There are now more than 300 designated landmarks in San Francisco, with four designations made in the last fiscal year. They include The Church for the Fellowship of All Peoples (#309) and the Parkside Branch Library (#310).
Site of the Compton’s Cafeteria Riot
Location: Intersection of Turk and Taylor Streets and 101 Taylor Street
Year of Event: 1966
The Transgender Cultural District that exists today is built on the foundation laid by a group of activist transgender persons who, in August of 1966 fought oppression in what is now known as the Compton's Cafeteria Riot. Three years before the more well-known Stonewall riot in New York, San Francisco's ground-breaking event was just as dramatic. After suffering harassment by management of the 24-hour diner at the intersection of Turk and Taylor Streets and unnecessary arrests by police they had had enough. Chairs through windows, police cars ablaze, the riot took to the streets. Most importantly, this action led to transformational changes in how San Francisco government on all levels recognized the human dignity of the community. This year, San Francisco landmarked the storefront walls of the former diner together with the public spaces outside the diner at the intersection of Turk and Taylor as the first in the nation local landmark recognizing transgender history.

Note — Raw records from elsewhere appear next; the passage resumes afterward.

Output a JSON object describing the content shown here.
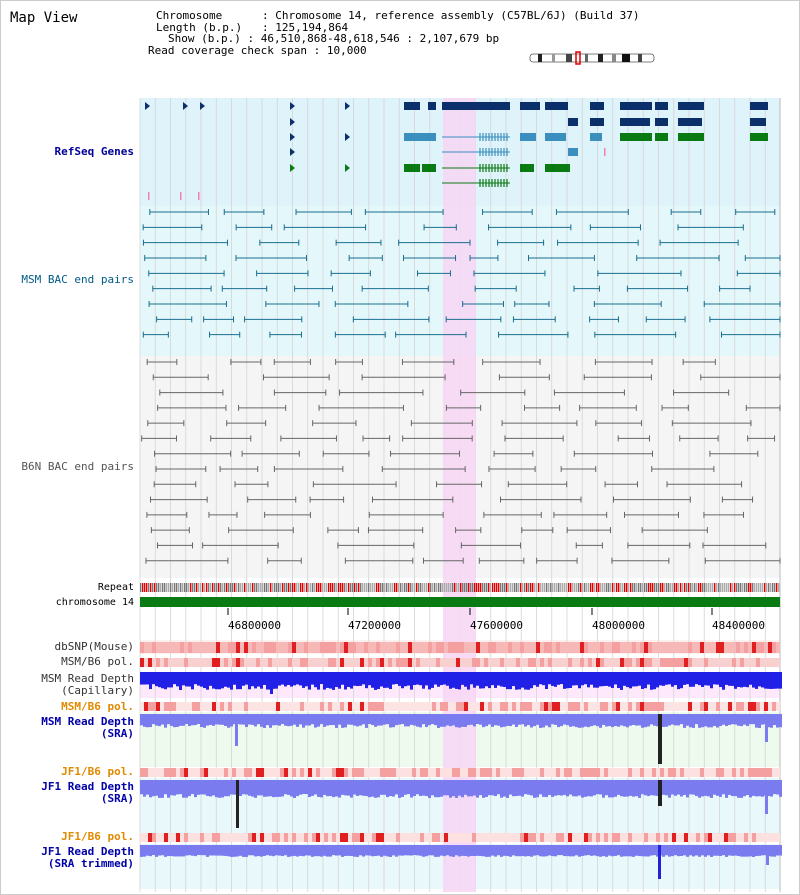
{
  "view": {
    "title": "Map View"
  },
  "info": {
    "chromosome_key": "Chromosome",
    "chromosome_value": "Chromosome 14, reference assembly (C57BL/6J) (Build 37)",
    "length_key": "Length (b.p.)",
    "length_value": "125,194,864",
    "show_key": "Show (b.p.)",
    "show_value": "46,510,868-48,618,546 : 2,107,679 bp",
    "coverage_key": "Read coverage check span",
    "coverage_value": "10,000"
  },
  "tracks": {
    "refseq": "RefSeq Genes",
    "msm_bac": "MSM BAC end pairs",
    "b6n_bac": "B6N BAC end pairs",
    "repeat": "Repeat",
    "chromosome": "chromosome 14",
    "dbsnp": "dbSNP(Mouse)",
    "msm_b6_pol": "MSM/B6 pol.",
    "msm_depth_cap_1": "MSM Read Depth",
    "msm_depth_cap_2": "(Capillary)",
    "msm_b6_pol_2": "MSM/B6 pol.",
    "msm_depth_sra_1": "MSM Read Depth",
    "msm_depth_sra_2": "(SRA)",
    "jf1_b6_pol": "JF1/B6 pol.",
    "jf1_depth_sra_1": "JF1 Read Depth",
    "jf1_depth_sra_2": "(SRA)",
    "jf1_b6_pol_2": "JF1/B6 pol.",
    "jf1_depth_trim_1": "JF1 Read Depth",
    "jf1_depth_trim_2": "(SRA trimmed)"
  },
  "axis": {
    "ticks": [
      "46800000",
      "47200000",
      "47600000",
      "48000000",
      "48400000"
    ]
  },
  "colors": {
    "refseq_bg": "#dff3fb",
    "gene_dark": "#0b2f6b",
    "gene_mid": "#3a8fbf",
    "gene_green": "#0a7a12",
    "bac_msm": "#1a6e8e",
    "bac_b6n": "#666666",
    "highlight": "#f7d6f4",
    "chrom_bar": "#0a7a12",
    "depth_blue": "#2020e6",
    "depth_sra": "#7b7bf0"
  }
}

The Church for the Fellowship of All Peoples
Location: 2041 Larkin Street
Year Built: 1906-1907
The Church for the Fellowship of All Peoples is one of the first inter-racial, inter-cultural, inter-denominational churches in the United States. It is a culturally and historically significant building that is representative of African American social, cultural, and intellectual life and is associated with the struggle for integration and civil rights.
The Parkside Branch Library
Location: 1200 Taraval Street
Year Built: 1951
The Parkside Branch Library was designed by the architectural firm of Appleton & Wolfard in collaboration with City Librarian, Laurence Clarke. The building broke the mold of previous branch library design and functionality and was the first of eight Mid-Century Modern-style branches constructed between 1951 and 1966. At the time of its construction, Parkside Branch Library was a nationally recognized prototype for branch libraries, adapted to local ideals while successfully incorporating modern library trends that were being developed and distributed by the American Library Association after World War II.